When I read the reports about the Family Movie Act this week in Congress, I was enraged by the film industries acceptance and support. Basically, the industry demonstrated they could care less about the intregity and rights of authorship and even infringement. The Family Movie Act is a glaring example of how the film and music industry cannot claim they have one ounce of concern for the artists, their work, or the culture of creative entertianment.
Of course, certain politicians in Washington turned the Family Movie Act into a right-wing ideological diabtribe and a partisan rant that defies reason. The act turns authorship and the authenticity of original works into a joke. Presumably the Act allows software filters to edit films to suit the tastes of, well, basically a programmer with an attitude or bias what ever it may be. The filter can act to edit out offensive words referring to parts of the human anatomy but likewise, it can just as easily apply a filter edit to include only profanity, sex and violence. The only perversion being demonstrated is the destruction of the original work by the artist or filmmaker. The violation comes through the act of editing, not what it is chosing to censor. While the filters exploit and use original intellectual property, they show nothing by contempt for its original creator.
In exchange for their support of the Family Movie Act, the film and music industry were given greater legal mechanisms and tools to pursue and prosecute consumers. And these consumers are commiting crimes no more grave than music and movie fans who collected films by recording them off TV with their VCR or recorded albums off their favorite long-play FM radio station 20 years ago. By some perversion of intelligence, the film and music industry must think two horrendous wrongs (censroship and abusing their customers) must make one right.
The reason the film and music industry have resorted to abusive actions against consumers is that for the past 5 years years or more, the companies failed to embrace the changing demands of the consumer and seek ways to better provide products and services to people who want them. The irony is while there is a boom in the demand for entertainment and new delivery systems, the industry is bashing and persecuting its most avid fans and first adopters.
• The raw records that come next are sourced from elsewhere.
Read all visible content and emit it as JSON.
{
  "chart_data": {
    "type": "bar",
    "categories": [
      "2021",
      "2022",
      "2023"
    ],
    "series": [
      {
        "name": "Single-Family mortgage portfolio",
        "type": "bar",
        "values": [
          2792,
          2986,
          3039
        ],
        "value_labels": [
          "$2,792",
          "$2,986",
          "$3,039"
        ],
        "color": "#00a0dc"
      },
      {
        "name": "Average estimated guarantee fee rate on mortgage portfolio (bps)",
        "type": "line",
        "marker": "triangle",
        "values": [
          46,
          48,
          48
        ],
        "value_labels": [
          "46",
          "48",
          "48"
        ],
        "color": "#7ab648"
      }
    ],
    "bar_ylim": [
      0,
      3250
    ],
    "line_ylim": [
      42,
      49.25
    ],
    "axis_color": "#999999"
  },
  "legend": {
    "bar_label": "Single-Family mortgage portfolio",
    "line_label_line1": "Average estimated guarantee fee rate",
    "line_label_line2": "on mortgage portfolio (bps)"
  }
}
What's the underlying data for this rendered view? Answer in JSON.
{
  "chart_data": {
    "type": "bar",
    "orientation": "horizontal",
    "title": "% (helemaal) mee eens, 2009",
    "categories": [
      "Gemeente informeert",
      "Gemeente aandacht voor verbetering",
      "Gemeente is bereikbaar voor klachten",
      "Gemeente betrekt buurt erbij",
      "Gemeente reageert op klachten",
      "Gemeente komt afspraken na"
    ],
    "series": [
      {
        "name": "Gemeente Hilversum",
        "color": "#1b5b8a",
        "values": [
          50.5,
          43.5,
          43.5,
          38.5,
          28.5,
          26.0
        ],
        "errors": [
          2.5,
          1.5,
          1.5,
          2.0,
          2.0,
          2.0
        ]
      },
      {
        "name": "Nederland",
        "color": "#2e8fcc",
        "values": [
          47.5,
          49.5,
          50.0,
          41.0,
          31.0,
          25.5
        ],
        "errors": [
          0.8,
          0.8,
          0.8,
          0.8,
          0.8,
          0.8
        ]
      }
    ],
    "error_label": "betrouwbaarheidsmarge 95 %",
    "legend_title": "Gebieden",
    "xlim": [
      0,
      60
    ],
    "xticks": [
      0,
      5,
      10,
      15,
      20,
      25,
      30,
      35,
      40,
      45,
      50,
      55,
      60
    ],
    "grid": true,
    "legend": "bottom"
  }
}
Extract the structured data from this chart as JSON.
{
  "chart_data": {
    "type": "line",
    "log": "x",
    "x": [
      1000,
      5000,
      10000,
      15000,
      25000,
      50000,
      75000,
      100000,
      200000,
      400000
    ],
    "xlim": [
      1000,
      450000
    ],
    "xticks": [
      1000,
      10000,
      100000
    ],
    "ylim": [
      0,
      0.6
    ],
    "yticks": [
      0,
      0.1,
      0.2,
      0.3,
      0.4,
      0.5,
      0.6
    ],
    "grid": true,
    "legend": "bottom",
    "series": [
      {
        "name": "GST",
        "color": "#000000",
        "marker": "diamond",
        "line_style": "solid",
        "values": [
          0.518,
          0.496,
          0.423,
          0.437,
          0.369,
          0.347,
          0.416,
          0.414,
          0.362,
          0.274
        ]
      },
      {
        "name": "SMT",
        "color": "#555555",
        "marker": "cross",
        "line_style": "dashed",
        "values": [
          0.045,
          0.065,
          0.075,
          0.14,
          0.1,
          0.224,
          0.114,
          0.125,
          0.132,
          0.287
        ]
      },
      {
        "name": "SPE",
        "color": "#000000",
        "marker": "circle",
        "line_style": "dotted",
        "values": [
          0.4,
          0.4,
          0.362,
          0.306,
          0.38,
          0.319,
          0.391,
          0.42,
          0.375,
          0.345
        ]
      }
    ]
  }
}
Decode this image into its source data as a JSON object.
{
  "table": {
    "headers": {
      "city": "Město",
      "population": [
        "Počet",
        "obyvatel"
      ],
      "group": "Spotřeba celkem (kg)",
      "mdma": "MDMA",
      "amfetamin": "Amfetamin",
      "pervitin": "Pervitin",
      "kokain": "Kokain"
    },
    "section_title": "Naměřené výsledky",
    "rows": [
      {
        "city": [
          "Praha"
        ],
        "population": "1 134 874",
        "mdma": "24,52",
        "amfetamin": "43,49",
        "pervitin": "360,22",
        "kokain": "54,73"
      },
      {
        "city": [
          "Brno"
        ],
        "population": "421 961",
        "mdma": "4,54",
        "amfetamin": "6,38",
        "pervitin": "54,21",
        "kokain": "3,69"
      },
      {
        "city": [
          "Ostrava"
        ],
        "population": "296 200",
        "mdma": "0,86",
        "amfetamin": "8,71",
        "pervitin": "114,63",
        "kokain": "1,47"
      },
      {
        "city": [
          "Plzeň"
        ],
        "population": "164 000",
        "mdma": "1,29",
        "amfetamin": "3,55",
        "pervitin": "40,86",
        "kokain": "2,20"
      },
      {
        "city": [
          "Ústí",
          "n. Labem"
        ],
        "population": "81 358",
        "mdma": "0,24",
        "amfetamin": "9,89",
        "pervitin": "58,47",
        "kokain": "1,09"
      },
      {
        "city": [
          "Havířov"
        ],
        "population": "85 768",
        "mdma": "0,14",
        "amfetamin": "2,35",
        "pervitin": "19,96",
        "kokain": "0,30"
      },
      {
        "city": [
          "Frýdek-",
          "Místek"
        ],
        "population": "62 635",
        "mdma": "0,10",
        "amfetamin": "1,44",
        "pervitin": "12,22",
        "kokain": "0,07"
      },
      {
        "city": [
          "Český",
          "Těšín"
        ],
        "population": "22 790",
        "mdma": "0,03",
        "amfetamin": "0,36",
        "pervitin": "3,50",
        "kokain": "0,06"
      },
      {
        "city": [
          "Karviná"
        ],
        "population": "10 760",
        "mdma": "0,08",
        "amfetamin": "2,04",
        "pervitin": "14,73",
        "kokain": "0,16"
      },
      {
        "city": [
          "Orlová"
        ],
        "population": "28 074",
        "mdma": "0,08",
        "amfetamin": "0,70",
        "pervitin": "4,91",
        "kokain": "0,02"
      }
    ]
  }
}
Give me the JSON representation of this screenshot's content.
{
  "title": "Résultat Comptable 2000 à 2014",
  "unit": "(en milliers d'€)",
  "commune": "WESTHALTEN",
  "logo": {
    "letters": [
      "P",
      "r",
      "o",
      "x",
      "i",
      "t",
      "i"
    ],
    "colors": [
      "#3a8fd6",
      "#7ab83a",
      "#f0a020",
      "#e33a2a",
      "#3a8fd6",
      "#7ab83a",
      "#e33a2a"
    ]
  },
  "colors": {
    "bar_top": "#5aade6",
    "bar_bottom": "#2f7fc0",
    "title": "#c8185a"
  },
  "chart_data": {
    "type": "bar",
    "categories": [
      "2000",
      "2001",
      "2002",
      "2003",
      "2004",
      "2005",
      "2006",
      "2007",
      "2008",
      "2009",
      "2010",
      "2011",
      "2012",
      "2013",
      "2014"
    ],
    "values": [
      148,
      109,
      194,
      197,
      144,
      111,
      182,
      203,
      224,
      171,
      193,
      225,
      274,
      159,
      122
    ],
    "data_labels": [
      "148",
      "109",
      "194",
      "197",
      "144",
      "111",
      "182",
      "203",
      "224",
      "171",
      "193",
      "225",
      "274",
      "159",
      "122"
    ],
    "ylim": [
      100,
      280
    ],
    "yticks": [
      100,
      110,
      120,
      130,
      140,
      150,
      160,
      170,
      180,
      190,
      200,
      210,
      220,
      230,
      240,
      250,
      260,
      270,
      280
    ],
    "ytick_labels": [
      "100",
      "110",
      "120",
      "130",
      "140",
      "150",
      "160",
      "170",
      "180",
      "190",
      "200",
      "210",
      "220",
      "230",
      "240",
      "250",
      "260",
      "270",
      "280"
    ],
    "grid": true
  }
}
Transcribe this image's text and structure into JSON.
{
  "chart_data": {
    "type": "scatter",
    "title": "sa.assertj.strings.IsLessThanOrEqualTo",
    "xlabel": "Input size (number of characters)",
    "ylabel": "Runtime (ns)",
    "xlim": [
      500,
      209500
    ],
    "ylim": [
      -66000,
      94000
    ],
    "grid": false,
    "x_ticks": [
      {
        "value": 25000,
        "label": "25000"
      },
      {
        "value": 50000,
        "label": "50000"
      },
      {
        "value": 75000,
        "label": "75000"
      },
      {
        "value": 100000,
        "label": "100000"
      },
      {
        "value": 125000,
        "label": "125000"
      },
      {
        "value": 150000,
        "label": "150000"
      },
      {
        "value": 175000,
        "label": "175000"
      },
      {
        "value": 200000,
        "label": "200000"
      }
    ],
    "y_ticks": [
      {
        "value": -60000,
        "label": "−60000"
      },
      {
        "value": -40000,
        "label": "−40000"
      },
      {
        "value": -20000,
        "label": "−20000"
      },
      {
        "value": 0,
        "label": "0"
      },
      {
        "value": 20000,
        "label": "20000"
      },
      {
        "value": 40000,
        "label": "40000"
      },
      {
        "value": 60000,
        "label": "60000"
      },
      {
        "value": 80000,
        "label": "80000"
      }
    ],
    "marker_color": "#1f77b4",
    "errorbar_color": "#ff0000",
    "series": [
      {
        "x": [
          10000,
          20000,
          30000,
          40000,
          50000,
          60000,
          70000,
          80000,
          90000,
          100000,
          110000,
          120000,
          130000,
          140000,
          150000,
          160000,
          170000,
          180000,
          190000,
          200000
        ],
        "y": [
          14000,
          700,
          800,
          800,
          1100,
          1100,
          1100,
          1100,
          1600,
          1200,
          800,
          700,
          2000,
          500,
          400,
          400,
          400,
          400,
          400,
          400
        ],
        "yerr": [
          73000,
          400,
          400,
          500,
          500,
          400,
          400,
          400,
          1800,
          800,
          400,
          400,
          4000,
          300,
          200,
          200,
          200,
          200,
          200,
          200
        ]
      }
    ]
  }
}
In the long run the punitive actions of the industry will hurt everybody including themselves. Greed and the need to control with an iron fist will destroy the marketplace. Ulitmately, while the film and music industry also strongly opposed the advent of VCRs and cassette tapes whose technology was open enough to allow users to collect favorite tracks, albums and shift viewing or listen times, but Congress and the Courts protected consumers from their abuse. In the end, with the previous generations of technology, it became very profitable for the entertainment industry to allow cultural appreciation to grow, freedom for content creators, and innovation among culture enthusiasts.
It is time for industry associations and lobbyists to step back and take a longer view of our cultural heritage and avoid the narrow blinders of greed and political horse trading with those who wish to restrict artistic freedom.